In 72/73 ? I joined the Post Runner the first ship for Panocean. She was an older ship to fill in for new ships being built for the company service. I had to attend a course with all other offices at Warsash College Southa mpton. I was Services officer,new title (P/CS) for new company. Sat through several days of lectures about ships procedures,loading cargoes etc which I didnt have a clue about......They were PARCEL tankers and could carry a huge range & variety of cargoes. During one lecture the lecturer suddenly turbned to me and asked how I was going to load the various liquid cargoes he had carefully been explaining to the other officers.

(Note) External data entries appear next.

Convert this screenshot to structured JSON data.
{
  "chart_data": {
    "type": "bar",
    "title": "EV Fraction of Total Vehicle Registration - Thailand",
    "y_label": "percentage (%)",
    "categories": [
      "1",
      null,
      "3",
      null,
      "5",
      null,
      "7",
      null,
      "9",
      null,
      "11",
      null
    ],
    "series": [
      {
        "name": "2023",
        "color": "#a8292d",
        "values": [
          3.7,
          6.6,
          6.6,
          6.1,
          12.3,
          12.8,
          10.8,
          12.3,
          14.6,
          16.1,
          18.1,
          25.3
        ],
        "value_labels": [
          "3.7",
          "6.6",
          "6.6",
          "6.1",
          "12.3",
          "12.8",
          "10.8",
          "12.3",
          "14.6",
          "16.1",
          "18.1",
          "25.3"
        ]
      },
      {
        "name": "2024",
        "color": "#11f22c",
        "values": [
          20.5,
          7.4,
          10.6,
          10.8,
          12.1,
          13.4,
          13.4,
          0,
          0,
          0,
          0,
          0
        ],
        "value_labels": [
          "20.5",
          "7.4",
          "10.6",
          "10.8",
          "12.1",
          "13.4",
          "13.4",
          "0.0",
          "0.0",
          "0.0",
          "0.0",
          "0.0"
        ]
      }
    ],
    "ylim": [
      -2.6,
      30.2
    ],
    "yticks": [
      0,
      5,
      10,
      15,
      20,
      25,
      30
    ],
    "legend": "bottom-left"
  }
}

I hurriedly said something or other out of the list and he made a big play by stopping everything and annoucing that THE BOTTOM OF MY SHIP HAD JUST FALLEN OUT.......
She was a great ship to sail on,old or not, and one of the best crowds I ever sailed with.

Stuart


----------



## G0SLP (Sep 4, 2007)

I served in a couple of ships which were originally classed for oil, chemicals and liquefied gases, including Ethylene. Built 1989, 10,000 cubic metres capacity in 6 tanks. A maze of pipes on deck! Originally 'Igloo Moon' & 'Igloo Star'. Nice ships.


----------



## willincity (Jul 11, 2007)

It is not uncommon that IMO Class II or III ships carry chemical and oil cargoes on the same voyage nowadays, compatibility/segregation etc. is the name of the game.
combination carries are also sailing around (LPG/Chemical carriers)


----------



## jasper (May 21, 2004)

All The "Anco" Tankers I sailed on between 1974 and 1989 had this capability. Cleaning the pumproom bilges was a lot of fun. You just never knew what was going to be in there.


----------



## Ken Wood (Sep 6, 2006)

Sailed with Stolt on a parcel tanker. The combination of cargo combinations was immense. We carried chemicals, lub oils, tallow, palm oil, coconut oil etc, even crude oil. We had little control over the loading sequence, as cargo space was sold months in advance, which sometimes meant sailing from one loading port to the next down by the head and with a substantial list. Very good runs, but very hard work.


----------